Bitcoin slumps as cryptocurrency sheds record gains
Bitcoin fell as much as 14 per cent today, shedding most of the volatile cryptocurrency’s gains over the last year.
The digital asset has surged so far this year as it begins to gain mainstream acceptance as an investment and as a form of payment.
But it dropped as much as 15 per cent to $51,541 today as a recent sell-off gathered pace.
The cryptocurrency recovered some losses and after 5pm it was trading at $55,832. However, this is still more than $10,000 below the record highs it hit on Wednesday.
Rival currency Ether, which is linked to the ethereum blockchain network, dropped 10 per cent.
A blackout in China’s Xinjiang region, which reportedly powers a lot of Bitcoin mining, was blamed for the sellout by crypto website Coinmarketcap.
Some analysts pointed to a sharp drop in the so-called hash rate due to the outage.

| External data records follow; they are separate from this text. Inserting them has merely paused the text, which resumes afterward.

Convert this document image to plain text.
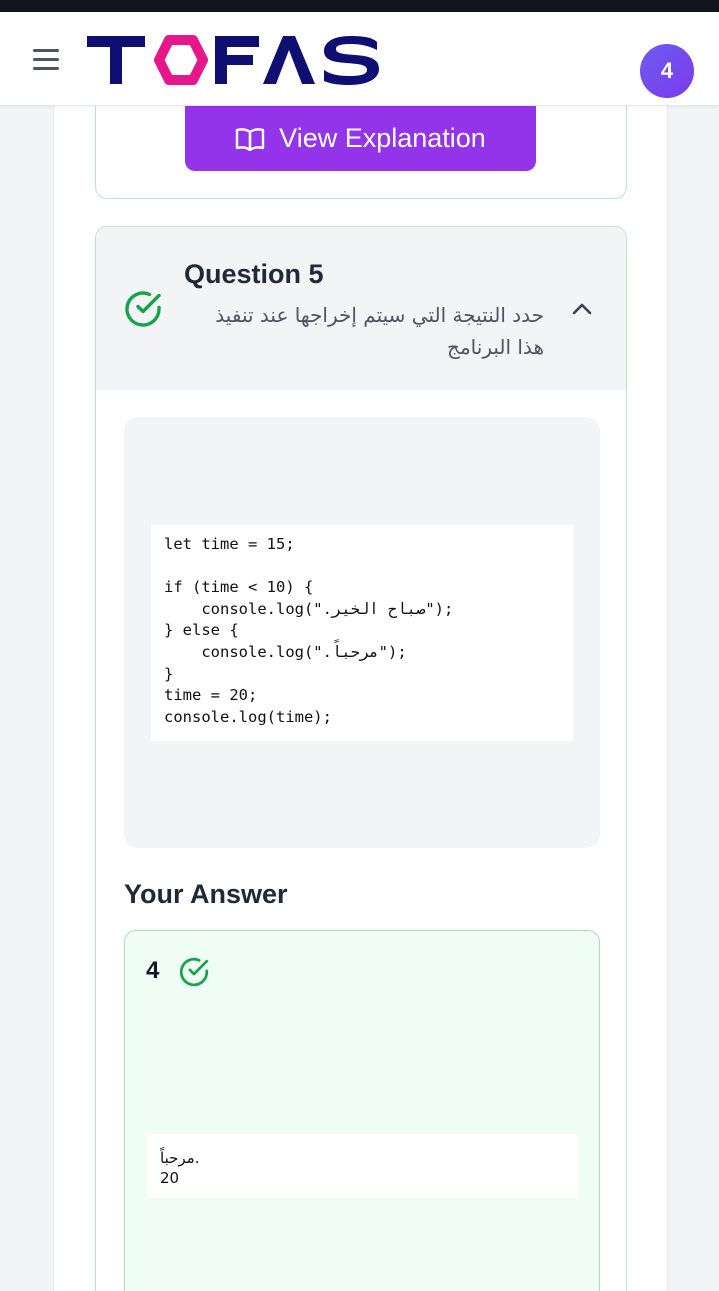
4
View Explanation
Question 5
حدد النتيجة التي سيتم إخراجها عند تنفيذ هذا البرنامج
let time = 15;

if (time < 10) {
console.log(".صباح الخير");
} else {
console.log(".مرحباً");
}
time = 20;
console.log(time);
Your Answer
4
مرحباً.
20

The hash rate refers to the volatility index that measures the processing capacity of the entire Bitcoin network and determines the power required by miners to produce new Bitcoins.
Luke Sully, chief executive of digital asset treasury specialist Ledgermatic, told Reuters that people “may have sold on the news of the power outage in China and not the impact it actually had on the network”.
“The power outage does expose a fundamental weakness; that although the Bitcoin network is decentralised the mining of it is not.”